5) IG yang diberikan sesudah pajanan pada awal masa kehamilan mungkin tidak melindungi terhadap terjadinya infeksi atau viremia, tetapi mungkin bisa mengurangi gejala klinis yang timbul. IG kadang-kadang diberikan dalam dosis yang besar (20 ml) kepada wanita hamil yang rentan yang terpajan penyakit ini yang tidak menginginkan dilakukan aborsi karena alasan tertentu, tetapi manfaatnya belum terbukti.

 PENANGGULANGAN & PEMBERANTASAN (RINI PUSPA SARI : 101000073) Untuk menanggulangi wabah rubela, dapat dilakukan beberapa cara berikut : 1) Untuk menanggulangi KLB rubella, laporkan segera seluruh penderita dan tersangka rubella dan seluruh kontak dan mereka yang masih rentan diberi imunisasi. 2) Petugas dan praktisi kesehatan serta masyarakat umum sebaiknya diberi informasi tentang adanya KLB rubella agar dapat mengidentifikasi dan melindungi wanita hamil yang rentan.

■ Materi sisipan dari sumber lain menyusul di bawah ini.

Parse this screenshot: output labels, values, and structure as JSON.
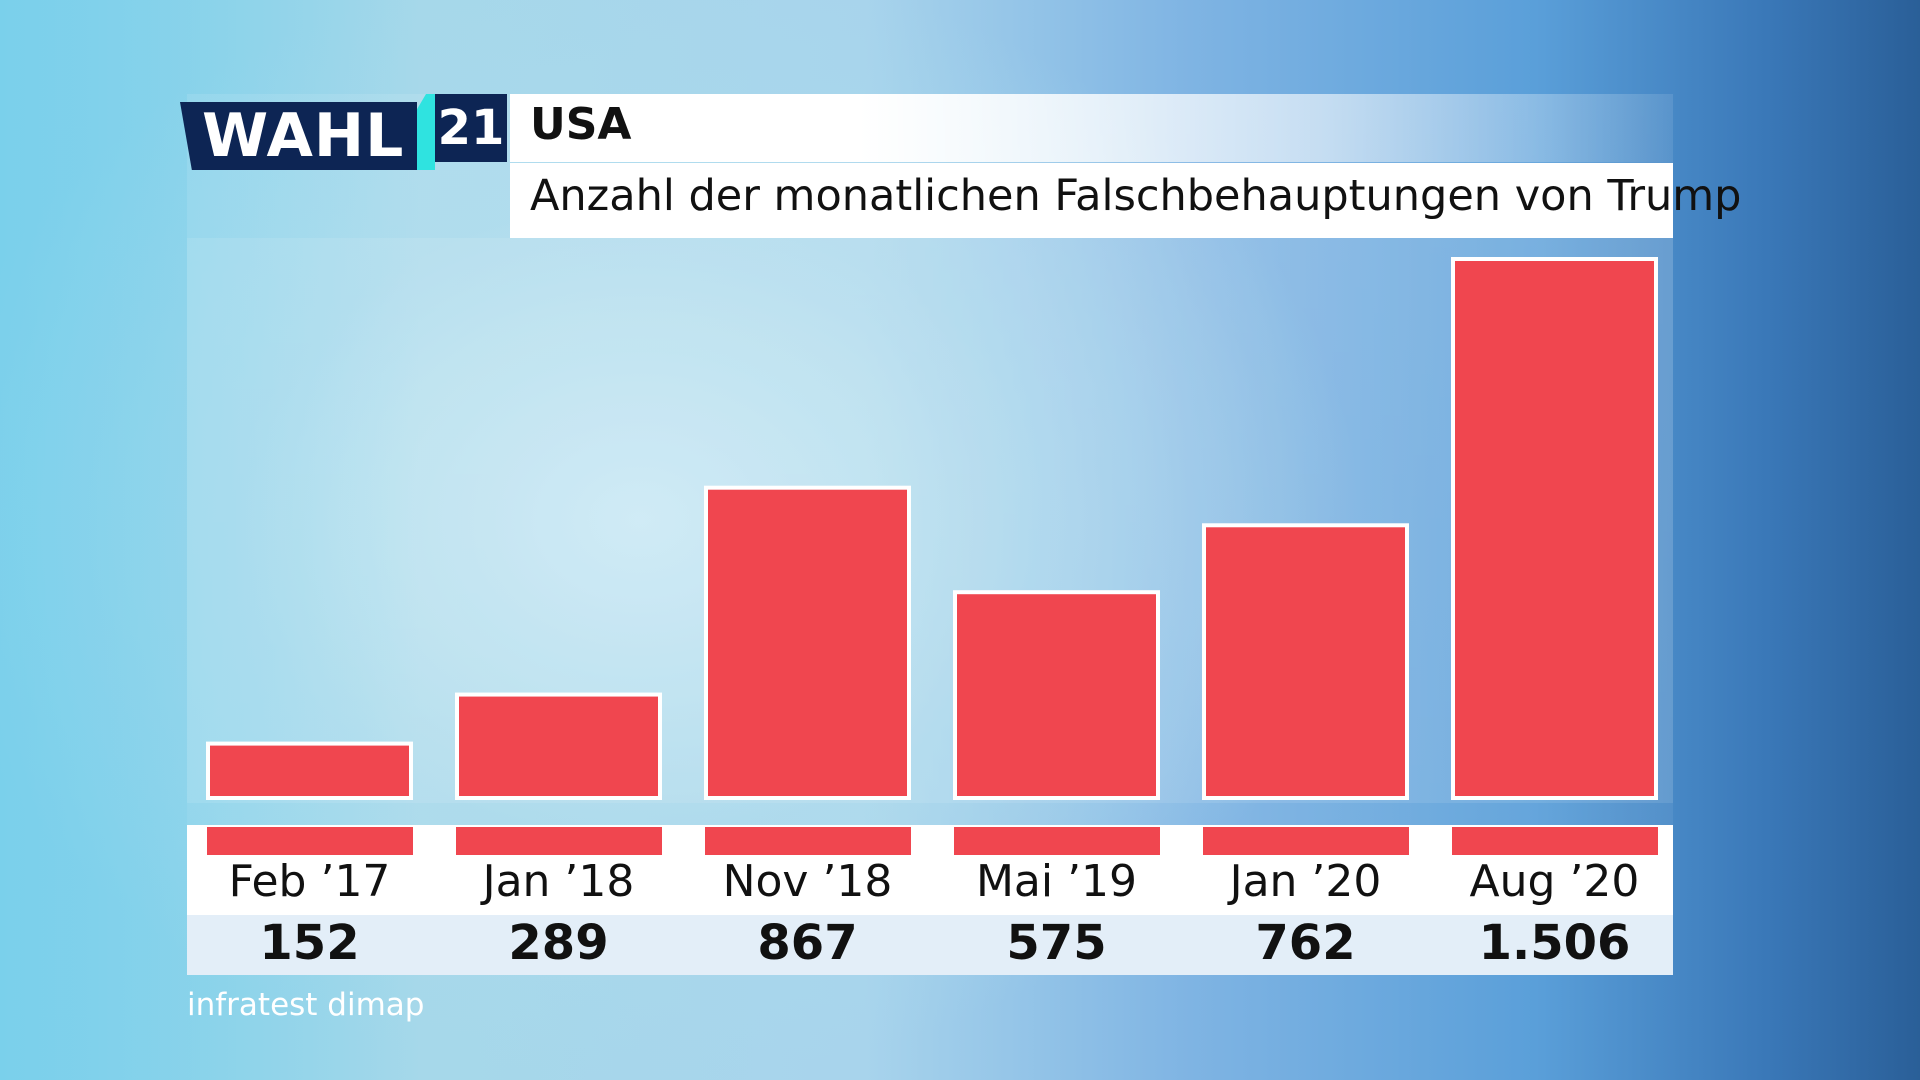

Sedangkan untuk memberantas penyakit rubela, dapat dilakukan dengan beberapa cara berikut : 1) Melakukan tindakan pencegahan (telah disebutkan di atas). 2) Melakukan pengawasan pada penderita, kontak, dan lingkungan sekitar dengan cara :

y Laporan kepada petugas kesehatan setempat : semua kasus rubela dan CRS (congenital rubella syndrome) harus dilaporkan. Di AS, laporan wajib dilakukan. y Isolasi : di rumah sakit dan institusi lain, terhadap penderita yang dicurigai menderita rubela sebaiknya dirawat dengan tindakan pencegahan isolasi kontak dan ditempatkan di ruang terpisah ; upaya harus dilakukan untuk mencegah pajanan kepada wanita hamil yang tidak diimunisasi. Anak-anak yang sakit dilarang ke sekolah dan begitu juga orang dewasa yang sakit dilarang bekerja selama 7 hari sesudah munculnya ruam. Bayi dengan CRS mungkin mengandung virus dalam tubuhnya untuk jangka waktu yang lama. Semua orang yang kontak dengan bayi harus sudah kebal terhadap rubela dan bayi-bayi ini sebaiknya dipisahkan di ruang isolasi. y Imunisasi kontak : pemberian imunisasi selama tidak ada kontraindikasi (kecuali selama kehamilan) tidak mencegah infeksi atau kesakitan. Imunisasi pasif dengan IG tidak dianjurkan. y Investigasi kontak dan sumber infeksi : lakukan investigasi dan identifikasi wanita hamil yang kontak dengan penderita, terutama wanita hamil pada trimester pertama. Mereka yang pernah kontak dengan penderita ini sebaiknya dilakukan pemeriksaan serologis untuk melihat tingkat kerentanannya atau untuk melihat apakah ada infeksi awal (antibodi IgM) dan diberi nasihat seperlunya. 3) Melakukan penanggulangan wabah.

 PROGNOSIS (RISKA THEODORA S. : 101000075) Prognosis rubela anak adalah baik ; sedang prognosis rubela kongenital bervariasi menurut keparahan infeksi. Hanya sekitar 30% bayi dengan ensefalitis tampak terbebas dari defisit neuromotor, termasuk sindrom autistik. Kebanyakan penderitanya akan sembuh sama sekali dan mempunyai kekebalan seumur hidup terhadap penyakit ini. Namun, dikhawatirkan adanya efek teratogenik penyakit ini, yaitu kemampuannya menimbulkan cacat pada janin yang dikandung ibu yang menderita rubella.

Cacat bawaan yang dibawa anak misalnya penyakit jantung, kekeruhan lensa mata, gangguan pigmentasi retina, tuli, dan cacat mental. Penyakit ini kerap pula membuat terjadinya keguguran.